Day of the Dead: Pan de Muerto

A couple of Mexican friends of mine, Juan and Yeri, invited me to 'help' them make Pan de Muerto today, to celebrate the Dias des los Muertos. According to their recipe, this traditional bread is a sweet, slightly eggy yeast bread flavored with orange juice and orange flower water. The top of the bread is decorated with balls and a cross of lines of dough in imitation of a skull and crossbones. It's a type of bread that Mexican families place on temporary altars to be shared with the spirits of the ancestors.

Rather being an occasion of fright, this festival celebrates memories of those who have passed away and even involves making jokes and holding 'roasts' of people, teasing them about the vices that will eventually lead to their demise.

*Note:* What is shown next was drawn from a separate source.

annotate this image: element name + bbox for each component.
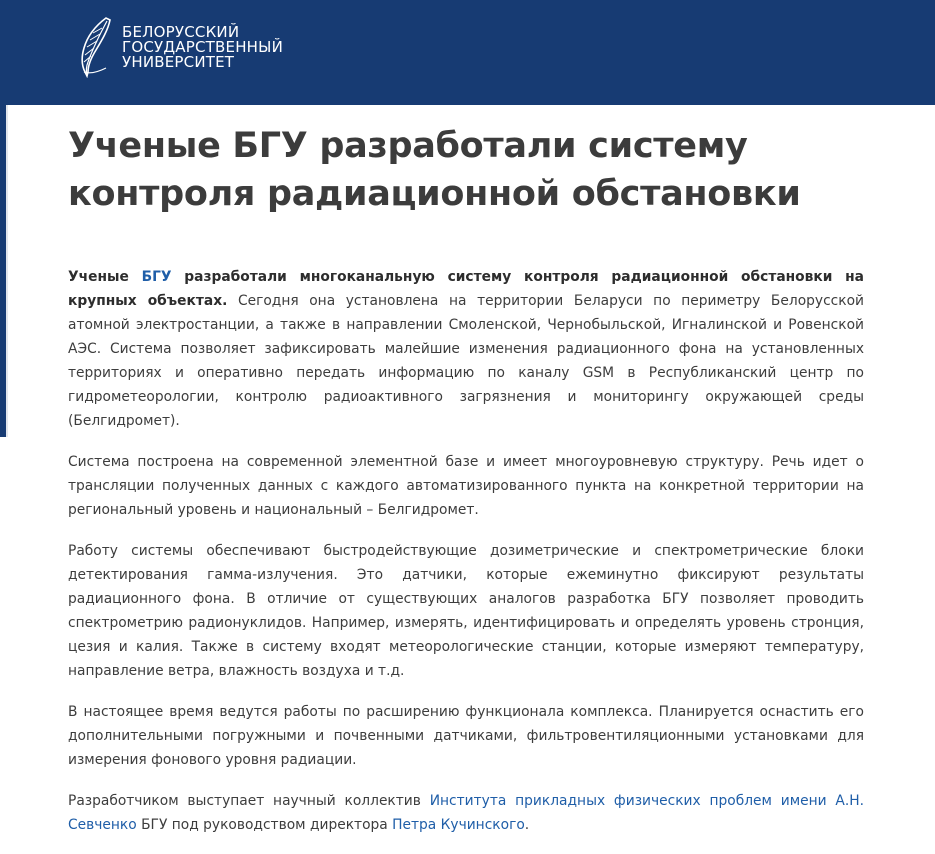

Instead of trick-or-treating for candy, Mexican children ask for money from parents and relatives in order to buy a sugar skull that has their name written on it, which they consume at the end of the festival. Families get together and celebrate their loved ones, even with mariachis in the cemetery!

Anyway, in Mexico my friends always bought their pan de muerto at a store, so we weren't quite sure about the recipe and the desired texture of the dough during the process. Between the three of us, we managed to make a tasty bread and have fun doing it, even though it didn't manage to replicate the traditional bread we were trying to make. It didn't rise nearly enough, but topped with enough melted butter and sugar, we couldn't go too far wrong, and frankly I thought it was delicious. Yeri made a fantastic hot chocolate using traditional Mexican spiced chocolate tablets, brought from her hometown of Oaxaca, and Juan missed the fact that a less dense bread would have acted more like a sponge for dipping in the chocolate. What's the word in Spanish for gourmandise?

 


Hanging out by the oven and sipping hot chocolate was a perfect way to spend this Toussaint holiday, which seems to have thrown Paris headlong into the oncoming winter with blustery winds and chilly fingers, despite the sunny blue skies.